In tutti i Distretti, anche coloro che pensavano di essere al sicuro tremarono.
L'incubo tornava vivo, la giostra ricominciava a girare. Giovani e vecchi, uomini e ragazzi richiamati alla morte, costretti a tornare in quel luogo per la Capitale.
Perché la propria famiglia continuasse a stare bene.
-
Katniss sedeva di fronte ad Haymitch. Il mentore bevve un sorso di vodka e guardò la ragazza negli occhi. Le iridi grigie di entrambi si scontrarono, crude, mentre il volto del Presidente Snow spariva dalla televisione. Fuori era già buio. Quando l’arnese elettronico venne spento, solo le candele rimasero a fare luce sul tavolo.
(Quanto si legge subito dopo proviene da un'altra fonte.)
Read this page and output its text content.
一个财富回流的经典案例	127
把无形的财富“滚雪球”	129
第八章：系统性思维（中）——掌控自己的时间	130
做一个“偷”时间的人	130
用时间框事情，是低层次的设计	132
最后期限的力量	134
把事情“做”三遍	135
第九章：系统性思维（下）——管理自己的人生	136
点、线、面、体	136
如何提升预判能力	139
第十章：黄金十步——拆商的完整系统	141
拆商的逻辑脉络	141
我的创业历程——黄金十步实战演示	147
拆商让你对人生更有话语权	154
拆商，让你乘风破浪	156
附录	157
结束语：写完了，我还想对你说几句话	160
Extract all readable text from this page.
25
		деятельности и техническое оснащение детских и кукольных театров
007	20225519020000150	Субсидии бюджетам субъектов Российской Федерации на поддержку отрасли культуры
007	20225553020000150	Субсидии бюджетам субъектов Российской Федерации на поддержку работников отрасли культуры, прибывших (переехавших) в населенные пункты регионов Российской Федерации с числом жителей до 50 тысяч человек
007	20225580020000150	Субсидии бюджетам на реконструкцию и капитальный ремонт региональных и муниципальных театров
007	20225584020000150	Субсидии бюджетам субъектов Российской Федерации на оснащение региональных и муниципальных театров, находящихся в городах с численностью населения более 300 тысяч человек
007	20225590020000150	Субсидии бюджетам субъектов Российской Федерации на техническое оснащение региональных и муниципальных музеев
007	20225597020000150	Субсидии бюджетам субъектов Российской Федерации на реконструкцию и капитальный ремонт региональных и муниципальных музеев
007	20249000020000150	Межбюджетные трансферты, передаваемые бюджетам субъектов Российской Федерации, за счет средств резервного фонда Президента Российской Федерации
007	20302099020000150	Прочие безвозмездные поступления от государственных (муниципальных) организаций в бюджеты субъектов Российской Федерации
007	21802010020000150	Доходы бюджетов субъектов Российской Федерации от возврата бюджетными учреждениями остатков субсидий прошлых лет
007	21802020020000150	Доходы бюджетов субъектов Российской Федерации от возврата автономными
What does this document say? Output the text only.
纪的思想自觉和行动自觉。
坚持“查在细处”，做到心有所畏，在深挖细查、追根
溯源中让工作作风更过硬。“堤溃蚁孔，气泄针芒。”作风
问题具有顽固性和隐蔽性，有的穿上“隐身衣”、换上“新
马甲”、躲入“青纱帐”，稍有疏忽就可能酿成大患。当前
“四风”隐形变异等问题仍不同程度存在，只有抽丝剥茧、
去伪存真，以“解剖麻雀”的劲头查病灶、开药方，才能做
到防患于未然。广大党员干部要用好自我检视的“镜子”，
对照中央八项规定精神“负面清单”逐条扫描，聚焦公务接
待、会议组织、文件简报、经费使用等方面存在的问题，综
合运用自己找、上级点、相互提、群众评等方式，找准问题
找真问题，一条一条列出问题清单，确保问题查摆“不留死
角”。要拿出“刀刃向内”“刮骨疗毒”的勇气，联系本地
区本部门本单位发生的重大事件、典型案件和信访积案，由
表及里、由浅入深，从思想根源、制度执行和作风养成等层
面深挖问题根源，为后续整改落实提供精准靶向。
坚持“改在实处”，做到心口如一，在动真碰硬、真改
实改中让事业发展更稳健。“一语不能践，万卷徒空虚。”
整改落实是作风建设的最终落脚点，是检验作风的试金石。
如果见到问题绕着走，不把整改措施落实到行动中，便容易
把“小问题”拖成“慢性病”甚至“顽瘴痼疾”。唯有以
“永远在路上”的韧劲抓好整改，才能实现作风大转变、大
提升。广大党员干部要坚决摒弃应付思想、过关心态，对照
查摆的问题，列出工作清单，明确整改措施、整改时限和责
« Sai cosa significa questo, dolcezza? » chiese lui in tono vuoto e amaro, conscio che lei sapesse la risposta ma volenteroso di sentirla. Per rendersene conto, dato che la sbronza non lo aiutava certo a metabolizzare le cose.
« Torneremo nell'arena. » sentenziò Katniss.
Una risata isterica scosse il corpo del quarantenne. La sedicenne lo osservò, tesa.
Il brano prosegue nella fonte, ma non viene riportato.